Saturday, June 13, 2009

A morning at Harris Riverfront Park

This morning I had to go out on an unexpected errand, so naturally I grabbed my camera and stopped by Huntington's Harris Riverfront Park for a few minutes.

First, I was surprised by the amount of wood drift and human trash in the river. I probably shouldn't have been, considering all the rain we've had this week. A lot of stuff comes out of the tributaries, and the Guyandotte has had a pretty strong current where it meets the Ohio at Huntington.




A couple of swan geese, several Canada geese and a lot of ducks swam among the debris while the mv.

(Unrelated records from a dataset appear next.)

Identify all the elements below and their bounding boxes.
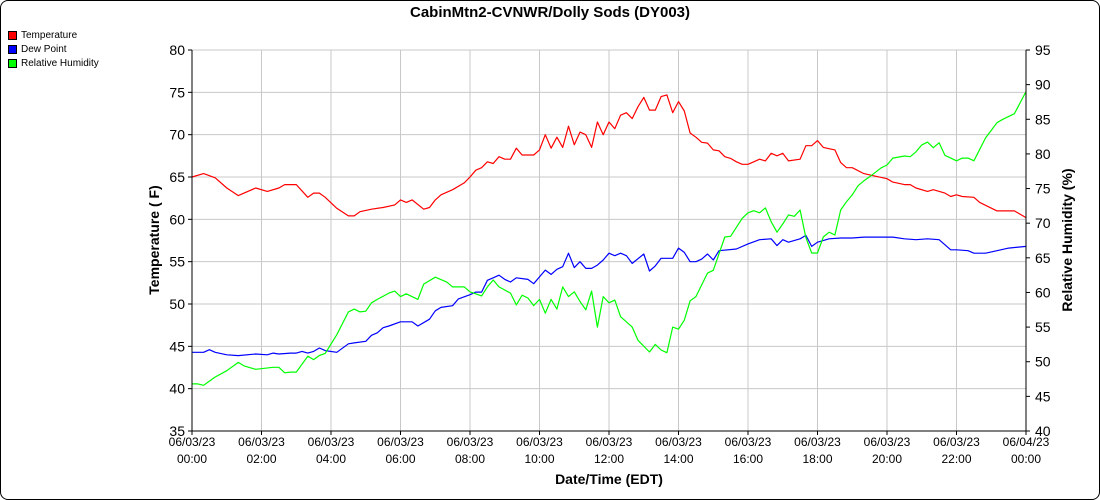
x-tick-label-date: 06/03/23 <box>725 435 772 449</box>
legend-item-temperature: Temperature <box>8 28 99 42</box>
series-lines <box>191 91 1027 386</box>
x-tick-label-time: 06:00 <box>385 452 415 466</box>
y-tick-label-left: 60 <box>169 211 185 227</box>
x-axis-title: Date/Time (EDT) <box>555 471 663 487</box>
y-tick-label-right: 85 <box>1035 111 1051 127</box>
x-tick-label-time: 00:00 <box>177 452 207 466</box>
x-tick-label-time: 18:00 <box>802 452 832 466</box>
y-axis-title-right: Relative Humidity (%) <box>1059 168 1075 311</box>
y-tick-label-right: 95 <box>1035 42 1051 58</box>
x-tick-label-date: 06/03/23 <box>516 435 563 449</box>
legend-label-dew-point: Dew Point <box>21 43 67 55</box>
axes: 35 40 45 50 55 60 65 70 75 80 40 45 50 55 60 65 70 75 80 85… <box>169 42 1051 466</box>
x-tick-label-time: 08:00 <box>455 452 485 466</box>
y-tick-label-right: 40 <box>1035 423 1051 439</box>
legend-item-relative-humidity: Relative Humidity <box>8 56 99 70</box>
y-tick-label-right: 65 <box>1035 250 1051 266</box>
y-tick-label-left: 40 <box>169 381 185 397</box>
legend-swatch-dew-point <box>8 44 17 54</box>
chart-title: CabinMtn2-CVNWR/Dolly Sods (DY003) <box>409 4 691 21</box>
legend-swatch-temperature <box>8 30 17 40</box>
y-tick-label-left: 45 <box>169 338 185 354</box>
x-tick-label-date: 06/03/23 <box>933 435 980 449</box>
y-tick-label-left: 70 <box>169 127 185 143</box>
legend-label-temperature: Temperature <box>21 29 78 41</box>
x-tick-label-time: 14:00 <box>663 452 693 466</box>
y-tick-label-left: 50 <box>169 296 185 312</box>
x-tick-label-date: 06/03/23 <box>238 435 285 449</box>
grid <box>191 49 1027 432</box>
y-tick-label-left: 65 <box>169 169 185 185</box>
y-tick-label-right: 50 <box>1035 354 1051 370</box>
y-tick-label-right: 45 <box>1035 388 1051 404</box>
x-tick-label-time: 20:00 <box>872 452 902 466</box>
x-tick-label-date: 06/03/23 <box>377 435 424 449</box>
x-tick-label-date: 06/03/23 <box>308 435 355 449</box>
legend: Temperature Dew Point Relative Humidity <box>8 28 99 70</box>
x-tick-label-date: 06/03/23 <box>447 435 494 449</box>
y-axis-title-left: Temperature ( F) <box>146 185 162 294</box>
x-tick-label-time: 10:00 <box>524 452 554 466</box>
legend-item-dew-point: Dew Point <box>8 42 99 56</box>
x-tick-label-time: 12:00 <box>594 452 624 466</box>
x-tick-label-date: 06/03/23 <box>169 435 216 449</box>
y-tick-label-right: 70 <box>1035 215 1051 231</box>
series-line-dew-point <box>192 234 1027 357</box>
x-tick-label-time: 04:00 <box>316 452 346 466</box>
series-line-relative-humidity <box>192 91 1027 386</box>
y-tick-label-left: 75 <box>169 84 185 100</box>
y-tick-label-right: 60 <box>1035 284 1051 300</box>
y-tick-label-right: 75 <box>1035 181 1051 197</box>
y-tick-label-right: 90 <box>1035 77 1051 93</box>
legend-swatch-relative-humidity <box>8 58 17 68</box>
series-line-temperature <box>191 94 1027 219</box>
x-tick-label-date: 06/03/23 <box>864 435 911 449</box>
x-tick-label-date: 06/03/23 <box>586 435 633 449</box>
legend-label-relative-humidity: Relative Humidity <box>21 57 99 69</box>
x-tick-label-date: 06/03/23 <box>655 435 702 449</box>
y-tick-label-left: 80 <box>169 42 185 58</box>
x-tick-label-time: 02:00 <box>246 452 276 466</box>
y-tick-label-left: 35 <box>169 423 185 439</box>
x-tick-label-date: 06/04/23 <box>1003 435 1050 449</box>
x-tick-label-time: 00:00 <box>1011 452 1041 466</box>
y-tick-label-left: 55 <box>169 254 185 270</box>
x-tick-label-time: 16:00 <box>733 452 763 466</box>
x-tick-label-time: 22:00 <box>941 452 971 466</box>
y-tick-label-right: 55 <box>1035 319 1051 335</box>
x-tick-label-date: 06/03/23 <box>794 435 841 449</box>
y-tick-label-right: 80 <box>1035 146 1051 162</box>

Barbara came downbound pushing 15 loads of coal.


The wake washed up on the HRP boat launch ramp.

And the Barbara passed under the 6th Street Bridge.


Meanwhile, setup proceeded for the Huntington Symphony Orchestra's concert by the Ohio River tonight.

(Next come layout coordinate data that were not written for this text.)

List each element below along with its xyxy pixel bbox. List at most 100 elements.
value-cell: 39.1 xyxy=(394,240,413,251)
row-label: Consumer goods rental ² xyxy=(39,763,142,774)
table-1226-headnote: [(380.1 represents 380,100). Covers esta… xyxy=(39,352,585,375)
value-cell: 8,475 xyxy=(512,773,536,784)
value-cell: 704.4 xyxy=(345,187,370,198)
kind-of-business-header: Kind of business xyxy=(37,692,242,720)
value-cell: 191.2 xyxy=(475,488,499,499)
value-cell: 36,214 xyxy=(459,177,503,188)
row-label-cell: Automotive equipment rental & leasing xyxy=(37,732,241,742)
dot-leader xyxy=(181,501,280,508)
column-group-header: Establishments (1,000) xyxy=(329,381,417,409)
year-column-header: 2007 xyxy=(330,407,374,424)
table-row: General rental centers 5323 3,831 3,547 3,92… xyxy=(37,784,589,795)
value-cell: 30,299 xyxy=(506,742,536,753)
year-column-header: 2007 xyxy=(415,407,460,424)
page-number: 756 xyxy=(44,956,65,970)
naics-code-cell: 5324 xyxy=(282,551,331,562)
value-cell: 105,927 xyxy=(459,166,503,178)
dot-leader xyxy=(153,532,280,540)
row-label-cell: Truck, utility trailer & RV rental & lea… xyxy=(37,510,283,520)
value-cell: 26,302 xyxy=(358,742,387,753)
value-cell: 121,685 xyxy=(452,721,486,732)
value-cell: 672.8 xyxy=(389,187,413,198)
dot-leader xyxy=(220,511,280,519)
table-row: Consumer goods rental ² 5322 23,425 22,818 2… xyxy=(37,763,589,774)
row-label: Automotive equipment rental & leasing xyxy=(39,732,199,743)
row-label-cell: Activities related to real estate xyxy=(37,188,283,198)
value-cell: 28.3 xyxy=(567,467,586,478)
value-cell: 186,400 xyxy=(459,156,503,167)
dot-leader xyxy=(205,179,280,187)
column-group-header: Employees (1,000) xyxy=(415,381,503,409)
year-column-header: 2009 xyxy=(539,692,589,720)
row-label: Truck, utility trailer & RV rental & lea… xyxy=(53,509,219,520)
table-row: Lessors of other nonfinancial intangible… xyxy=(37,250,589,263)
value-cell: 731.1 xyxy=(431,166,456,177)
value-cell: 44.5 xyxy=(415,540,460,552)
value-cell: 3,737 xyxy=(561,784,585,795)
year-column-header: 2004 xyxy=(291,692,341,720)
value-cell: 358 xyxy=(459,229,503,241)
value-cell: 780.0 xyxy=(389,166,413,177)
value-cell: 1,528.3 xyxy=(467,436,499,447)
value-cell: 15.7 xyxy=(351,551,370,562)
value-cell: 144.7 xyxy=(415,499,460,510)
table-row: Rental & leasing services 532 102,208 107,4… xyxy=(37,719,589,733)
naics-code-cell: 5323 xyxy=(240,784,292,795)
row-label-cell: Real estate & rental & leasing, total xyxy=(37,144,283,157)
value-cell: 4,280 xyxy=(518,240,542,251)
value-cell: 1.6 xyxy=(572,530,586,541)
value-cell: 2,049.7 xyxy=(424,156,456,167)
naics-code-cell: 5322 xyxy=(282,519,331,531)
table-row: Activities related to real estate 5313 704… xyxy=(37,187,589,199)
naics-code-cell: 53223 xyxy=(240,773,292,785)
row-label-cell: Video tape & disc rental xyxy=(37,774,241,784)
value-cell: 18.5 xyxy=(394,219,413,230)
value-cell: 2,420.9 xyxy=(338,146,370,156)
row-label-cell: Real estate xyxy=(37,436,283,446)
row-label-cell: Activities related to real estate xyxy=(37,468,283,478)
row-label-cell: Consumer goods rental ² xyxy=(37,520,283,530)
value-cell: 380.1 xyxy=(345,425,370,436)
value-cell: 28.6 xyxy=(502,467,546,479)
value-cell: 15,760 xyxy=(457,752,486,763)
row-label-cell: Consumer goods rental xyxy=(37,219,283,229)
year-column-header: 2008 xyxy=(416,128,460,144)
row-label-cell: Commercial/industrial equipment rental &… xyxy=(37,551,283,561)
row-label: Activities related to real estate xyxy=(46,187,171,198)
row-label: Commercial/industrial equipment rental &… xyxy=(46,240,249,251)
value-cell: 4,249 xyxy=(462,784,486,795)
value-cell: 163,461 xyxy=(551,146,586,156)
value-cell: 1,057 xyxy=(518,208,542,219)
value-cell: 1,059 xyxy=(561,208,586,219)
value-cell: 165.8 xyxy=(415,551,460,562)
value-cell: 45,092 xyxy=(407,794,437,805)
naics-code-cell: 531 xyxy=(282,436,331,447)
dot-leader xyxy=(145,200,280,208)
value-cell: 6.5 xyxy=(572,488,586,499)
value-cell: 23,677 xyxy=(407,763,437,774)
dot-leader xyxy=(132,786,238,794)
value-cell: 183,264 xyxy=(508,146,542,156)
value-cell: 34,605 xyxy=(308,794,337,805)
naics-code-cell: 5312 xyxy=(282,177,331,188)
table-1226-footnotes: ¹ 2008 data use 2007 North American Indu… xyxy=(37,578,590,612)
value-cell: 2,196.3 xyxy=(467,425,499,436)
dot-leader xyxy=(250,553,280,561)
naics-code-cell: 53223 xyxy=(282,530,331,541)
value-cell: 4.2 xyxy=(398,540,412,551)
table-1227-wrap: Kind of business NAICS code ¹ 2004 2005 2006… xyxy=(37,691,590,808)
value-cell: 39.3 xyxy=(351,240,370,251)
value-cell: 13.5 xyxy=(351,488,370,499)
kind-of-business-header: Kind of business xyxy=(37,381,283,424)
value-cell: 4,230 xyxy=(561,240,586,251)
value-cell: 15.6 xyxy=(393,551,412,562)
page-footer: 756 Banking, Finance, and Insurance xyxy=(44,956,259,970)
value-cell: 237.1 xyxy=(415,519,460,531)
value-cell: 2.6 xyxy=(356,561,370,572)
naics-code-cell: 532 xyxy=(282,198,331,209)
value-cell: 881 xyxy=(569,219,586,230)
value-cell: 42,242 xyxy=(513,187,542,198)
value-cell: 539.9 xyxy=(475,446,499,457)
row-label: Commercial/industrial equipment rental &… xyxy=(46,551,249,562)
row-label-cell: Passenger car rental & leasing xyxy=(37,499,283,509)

And we stopped to enjoy some of the flowers planted and tended to by a volunteer group.

A typical morning at the park, I guess.

2 comments:

michelle said...

All of the trash makes me really sad. I don't really like to look at pictures of it, but...when I see them, it makes me wonder about people. About how it could be so hard to just put garbage in a can, and have pick up (or at least make a trip to a LEGAL dump every few weeks or something).

When we go to Va. Point, that's something that always aggravates me--all the trash, even when it hasn't flooded. Piles of trash from people fishing or whatever it is they do that requires little piles of trash. Take a Walmart bag with you, or something! There are garbage cans everywhere. (And what REALLY irks me is when there is a Walmart bag stuffed IN the little pile of trash! Not too lazy to go to Walmart, but too lazy to put your trash in the bag and carry it to a can? Bah.)

I just don't get people. The river is so beautiful. We make it so ugly sometimes. That's hard for me to grasp. Obviously, at times it is the very people enjoying the river leaving the most trash behind. That's just...pathetic.

tanstaafl said...

As you know I live right beside Davis Creek here in Cabell County. It never ceases to amaze me how much garbage comes down the creek every time it rains.

We have had a goodly number of high water occasions on the creek this year. Yet each time we have another, I can stand in my shed an watch even more garbage flow past. You would think that if the last washout was higher than the current high water, that all the trash would have been swept away before. Not so, or the garbage people are dropping more onto the creek banks daily. And the latter is the exact cause.

If I drive upstream--and it only about a mile to the top of the hill, I can see all kinds of litter just dumped on the creek bank and in the creek, waiting on the rain. And it does no good to call anyone to complain, they never come out to check (unless they happen to have an axe to grind for someone, then they are johnny-on-the-spot.)

I have just about given up. I used to go down into the creek and pick up the litter, put it in bags and set out for the garbage truck.

But it is so never-ending that I can't see it ever stopping, and I'm getting a little old to pick up other people's trash. But I have developed a method for roadside clean-up. I accept that I'll never stop the fast food debris and the whiskey bottles and the wine bottles and the beer bottles and the aluminum cans and the plastic bottles, ad infinitum. But when I spot a piece of paper with the name and address of a resident on it, I mail it back to them. I have yet to get a response, but you know, those types of things aren't being dropped nearly as much anymore.